Thanksgiving in the US is passed and year end is in sight. As the end of the calendar year draws near, let’s consider a few short term objectives you can complete right now that will have a long lasting effect on your security programs in 2019.
1. Optimize Your Security Tools Around Standards
Do you find your security teams performing repetitive tasks without much value? Consider for example how many times an analyst received a PDF with a giant list of IPs of potential command and control servers. After they received those emails they then have to manually copy the list into a SIEM to make watch lists.
There is a much better way to handle cyber threat intelligence. Your tools and vendors need to be using STIX and TAXII right now. At New Context, not only are we contributing authors to the STIX and TAXII standards, we develop custom integrations between your SOC applications to optimize performance. No more PDFs, no more emails, no more copy/paste that is fraught with error and consumes time.
Here is how New Context is embracing this standard:
- Globally recognized for work in developing standards for Cyber Threat Intelligence.
- Extensive cybersecurity threat intelligence domain knowledge
- Author of the STIX patterning quick reference guide
- Created utility specific STIX extensions for DNP3 and ModBus
- Developed tools to represent ICS specific temporal event indicators of compromise
- Enabled mechanisms to perform multi-sensor correlation for OT networks
2. Review Policies
I have no doubt that your organization has been affected by some level of changes to regulations or compliance requirements. Do you remember all those zillions of emails you got about GDPR? Before the year ends, take time now to review your policies for what’s ahead.
- Its likely you need to perform annual policy reviews and sign off anyway. Spend a little time reviewing now before the holidays hit.
- Were you affected by any recent legislation at your state level? Now is a good time to start that research.
3. Consider A Tools, People and Processes Review
Are you looking for ways to substantiate budget requests in 2019? Consider performing an assessment. I’m not talking about the usual vulnerability scan or pentest. Take a strong look at the performance of your team as pertains to their efficiency and security risk.
We understand that security and compliance are now board-level topics. Knowing your organization’s risk level helps to enable the business. Furthermore, we understand that it’s a challenge to reduce risk and costs while also making your organization more optimized.

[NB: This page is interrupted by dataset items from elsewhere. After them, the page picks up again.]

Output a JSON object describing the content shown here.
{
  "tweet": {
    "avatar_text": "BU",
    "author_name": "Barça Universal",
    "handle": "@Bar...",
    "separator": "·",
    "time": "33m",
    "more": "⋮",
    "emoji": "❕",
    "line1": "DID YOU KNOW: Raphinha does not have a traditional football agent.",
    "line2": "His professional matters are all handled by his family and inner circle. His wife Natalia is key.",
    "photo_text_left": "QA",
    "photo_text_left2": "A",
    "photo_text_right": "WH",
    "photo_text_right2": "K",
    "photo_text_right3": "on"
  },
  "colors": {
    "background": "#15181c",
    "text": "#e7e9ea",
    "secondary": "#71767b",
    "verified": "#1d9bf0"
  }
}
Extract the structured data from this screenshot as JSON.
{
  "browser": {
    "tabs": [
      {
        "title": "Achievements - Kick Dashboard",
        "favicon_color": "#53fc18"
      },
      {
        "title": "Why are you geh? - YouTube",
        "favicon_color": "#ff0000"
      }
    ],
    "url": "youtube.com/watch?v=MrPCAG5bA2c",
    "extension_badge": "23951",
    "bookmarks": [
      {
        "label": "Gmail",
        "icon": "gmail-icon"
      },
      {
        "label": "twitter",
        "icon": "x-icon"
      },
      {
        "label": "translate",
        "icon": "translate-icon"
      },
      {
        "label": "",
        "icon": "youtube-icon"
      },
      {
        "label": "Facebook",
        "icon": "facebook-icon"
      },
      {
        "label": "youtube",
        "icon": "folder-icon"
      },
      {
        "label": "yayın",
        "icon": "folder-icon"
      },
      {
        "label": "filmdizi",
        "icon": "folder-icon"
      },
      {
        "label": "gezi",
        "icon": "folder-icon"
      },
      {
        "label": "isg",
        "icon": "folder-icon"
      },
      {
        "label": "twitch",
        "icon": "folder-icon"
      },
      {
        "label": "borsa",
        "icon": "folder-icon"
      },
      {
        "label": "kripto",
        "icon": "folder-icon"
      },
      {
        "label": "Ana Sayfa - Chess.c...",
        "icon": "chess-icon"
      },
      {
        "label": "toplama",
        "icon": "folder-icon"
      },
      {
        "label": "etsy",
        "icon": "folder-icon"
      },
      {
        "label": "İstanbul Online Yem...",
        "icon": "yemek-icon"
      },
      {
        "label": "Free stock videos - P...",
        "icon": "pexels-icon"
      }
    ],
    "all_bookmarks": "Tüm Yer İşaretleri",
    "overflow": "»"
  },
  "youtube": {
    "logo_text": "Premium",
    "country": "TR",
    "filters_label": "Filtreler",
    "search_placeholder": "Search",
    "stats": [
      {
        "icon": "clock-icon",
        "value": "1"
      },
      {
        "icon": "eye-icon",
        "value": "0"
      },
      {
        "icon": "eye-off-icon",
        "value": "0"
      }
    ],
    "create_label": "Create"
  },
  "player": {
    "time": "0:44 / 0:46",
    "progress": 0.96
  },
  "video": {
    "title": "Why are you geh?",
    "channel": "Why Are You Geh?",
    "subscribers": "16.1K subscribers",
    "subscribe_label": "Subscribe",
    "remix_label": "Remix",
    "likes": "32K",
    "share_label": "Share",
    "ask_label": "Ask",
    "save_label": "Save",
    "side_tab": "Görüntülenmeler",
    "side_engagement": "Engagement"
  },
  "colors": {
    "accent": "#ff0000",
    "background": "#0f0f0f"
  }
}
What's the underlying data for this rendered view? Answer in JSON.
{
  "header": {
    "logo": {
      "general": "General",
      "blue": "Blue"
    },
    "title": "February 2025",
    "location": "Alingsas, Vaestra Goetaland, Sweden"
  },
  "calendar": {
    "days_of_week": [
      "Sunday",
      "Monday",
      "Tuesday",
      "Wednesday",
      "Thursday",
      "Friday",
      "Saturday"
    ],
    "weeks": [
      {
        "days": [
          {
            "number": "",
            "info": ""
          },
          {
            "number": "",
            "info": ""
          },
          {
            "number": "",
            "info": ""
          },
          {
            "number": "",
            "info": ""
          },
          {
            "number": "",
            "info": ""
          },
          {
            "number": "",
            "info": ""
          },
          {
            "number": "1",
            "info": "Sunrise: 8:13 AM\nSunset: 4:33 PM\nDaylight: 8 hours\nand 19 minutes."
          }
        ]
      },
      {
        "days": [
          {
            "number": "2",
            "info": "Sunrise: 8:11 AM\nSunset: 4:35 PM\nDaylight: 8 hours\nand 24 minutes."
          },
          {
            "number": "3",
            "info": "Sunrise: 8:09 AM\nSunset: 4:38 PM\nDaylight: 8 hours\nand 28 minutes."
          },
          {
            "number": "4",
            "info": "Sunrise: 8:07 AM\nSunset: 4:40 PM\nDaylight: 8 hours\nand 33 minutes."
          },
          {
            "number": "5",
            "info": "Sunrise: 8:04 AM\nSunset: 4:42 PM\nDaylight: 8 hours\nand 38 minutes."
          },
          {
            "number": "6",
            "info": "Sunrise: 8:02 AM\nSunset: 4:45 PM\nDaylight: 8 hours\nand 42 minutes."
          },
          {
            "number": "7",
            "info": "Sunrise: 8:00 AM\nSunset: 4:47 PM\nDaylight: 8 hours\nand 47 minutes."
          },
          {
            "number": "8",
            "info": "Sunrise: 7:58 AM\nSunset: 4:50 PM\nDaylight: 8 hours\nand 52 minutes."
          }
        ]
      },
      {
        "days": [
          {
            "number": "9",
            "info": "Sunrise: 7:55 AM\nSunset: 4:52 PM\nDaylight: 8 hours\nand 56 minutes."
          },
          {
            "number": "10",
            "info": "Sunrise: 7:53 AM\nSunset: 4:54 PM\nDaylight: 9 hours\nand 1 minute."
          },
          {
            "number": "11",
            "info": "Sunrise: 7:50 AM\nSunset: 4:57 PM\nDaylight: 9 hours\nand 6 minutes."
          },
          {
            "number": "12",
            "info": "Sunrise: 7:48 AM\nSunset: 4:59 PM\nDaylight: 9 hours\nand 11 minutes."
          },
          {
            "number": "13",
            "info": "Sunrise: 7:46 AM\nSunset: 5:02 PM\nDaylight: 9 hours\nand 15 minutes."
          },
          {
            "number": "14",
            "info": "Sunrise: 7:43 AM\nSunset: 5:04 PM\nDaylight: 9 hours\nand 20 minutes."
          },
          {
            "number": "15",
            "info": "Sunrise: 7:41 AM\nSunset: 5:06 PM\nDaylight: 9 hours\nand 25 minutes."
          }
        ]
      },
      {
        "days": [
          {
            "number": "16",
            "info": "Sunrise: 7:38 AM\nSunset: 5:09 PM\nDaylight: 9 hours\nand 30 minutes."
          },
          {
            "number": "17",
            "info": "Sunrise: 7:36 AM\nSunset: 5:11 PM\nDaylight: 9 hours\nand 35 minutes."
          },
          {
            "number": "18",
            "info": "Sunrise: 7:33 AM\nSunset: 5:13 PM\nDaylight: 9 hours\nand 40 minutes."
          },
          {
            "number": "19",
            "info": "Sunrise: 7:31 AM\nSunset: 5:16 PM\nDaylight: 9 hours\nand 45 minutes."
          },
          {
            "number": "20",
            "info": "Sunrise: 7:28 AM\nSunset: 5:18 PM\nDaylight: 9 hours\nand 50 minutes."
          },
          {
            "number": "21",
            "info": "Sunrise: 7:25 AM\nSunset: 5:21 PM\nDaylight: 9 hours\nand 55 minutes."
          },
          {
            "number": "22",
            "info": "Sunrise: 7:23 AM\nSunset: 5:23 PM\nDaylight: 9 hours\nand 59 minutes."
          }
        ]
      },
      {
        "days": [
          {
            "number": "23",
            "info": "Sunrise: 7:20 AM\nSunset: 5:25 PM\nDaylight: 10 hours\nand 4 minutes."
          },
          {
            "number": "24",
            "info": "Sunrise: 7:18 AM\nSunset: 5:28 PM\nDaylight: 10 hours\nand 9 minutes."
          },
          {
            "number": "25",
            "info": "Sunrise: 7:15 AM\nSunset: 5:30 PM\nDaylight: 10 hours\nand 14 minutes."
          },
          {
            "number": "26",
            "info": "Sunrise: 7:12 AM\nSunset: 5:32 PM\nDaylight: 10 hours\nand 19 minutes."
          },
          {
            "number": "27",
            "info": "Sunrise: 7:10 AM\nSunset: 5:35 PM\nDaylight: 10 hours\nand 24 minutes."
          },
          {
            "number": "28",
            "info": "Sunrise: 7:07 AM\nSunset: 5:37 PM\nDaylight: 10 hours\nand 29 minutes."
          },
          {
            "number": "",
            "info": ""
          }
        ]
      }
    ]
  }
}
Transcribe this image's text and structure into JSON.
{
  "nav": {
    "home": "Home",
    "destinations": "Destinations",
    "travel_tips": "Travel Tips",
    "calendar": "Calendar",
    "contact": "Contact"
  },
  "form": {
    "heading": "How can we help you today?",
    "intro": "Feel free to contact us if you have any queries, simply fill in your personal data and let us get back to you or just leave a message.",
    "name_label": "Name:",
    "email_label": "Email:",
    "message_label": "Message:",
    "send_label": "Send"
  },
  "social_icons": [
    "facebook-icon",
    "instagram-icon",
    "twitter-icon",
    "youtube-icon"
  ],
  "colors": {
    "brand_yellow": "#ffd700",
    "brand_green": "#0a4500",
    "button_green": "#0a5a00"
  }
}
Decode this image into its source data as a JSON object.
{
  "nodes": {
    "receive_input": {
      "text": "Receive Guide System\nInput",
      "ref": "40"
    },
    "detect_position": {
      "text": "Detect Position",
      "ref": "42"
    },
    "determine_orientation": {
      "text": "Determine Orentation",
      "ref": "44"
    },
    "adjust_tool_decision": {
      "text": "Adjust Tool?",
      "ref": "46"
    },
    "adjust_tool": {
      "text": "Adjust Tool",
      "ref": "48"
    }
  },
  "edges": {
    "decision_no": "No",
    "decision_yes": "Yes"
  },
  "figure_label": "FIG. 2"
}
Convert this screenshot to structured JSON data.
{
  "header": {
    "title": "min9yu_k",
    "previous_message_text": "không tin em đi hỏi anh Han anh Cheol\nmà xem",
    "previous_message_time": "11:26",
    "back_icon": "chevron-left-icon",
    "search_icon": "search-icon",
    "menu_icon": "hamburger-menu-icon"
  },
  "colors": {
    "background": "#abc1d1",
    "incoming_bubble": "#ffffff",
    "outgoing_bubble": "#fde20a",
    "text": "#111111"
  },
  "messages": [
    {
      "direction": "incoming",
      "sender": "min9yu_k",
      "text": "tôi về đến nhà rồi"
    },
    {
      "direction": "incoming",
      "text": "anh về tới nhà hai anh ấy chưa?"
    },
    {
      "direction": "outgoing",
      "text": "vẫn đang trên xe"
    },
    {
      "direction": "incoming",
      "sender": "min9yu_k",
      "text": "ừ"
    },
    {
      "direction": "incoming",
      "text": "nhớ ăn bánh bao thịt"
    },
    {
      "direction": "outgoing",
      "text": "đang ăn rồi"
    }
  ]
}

Many times we find that our c-level customers are unaware of the organization’s risk posture. At lower levels within your reporting structure, we often discover that teams have misaligned priorities and incentives. The conflicting priorities and lack of company visibility present difficult challenges to a company’s management.
These are some of the reasons why we developed LS/IQ, our Lean Security Intelligence Platform.
2019 is clearly in sight. We should be looking at ending the year with a strong finish on bolstering our security programs. Make a strong and perhaps first step towards supporting standardized cyber threat intelligence in your security operations center. Take a look at your policies, tools and processes to identify your gaps and make a solid plan for 2019. At New Context, this is what we do every day for our critical infrastructure customers.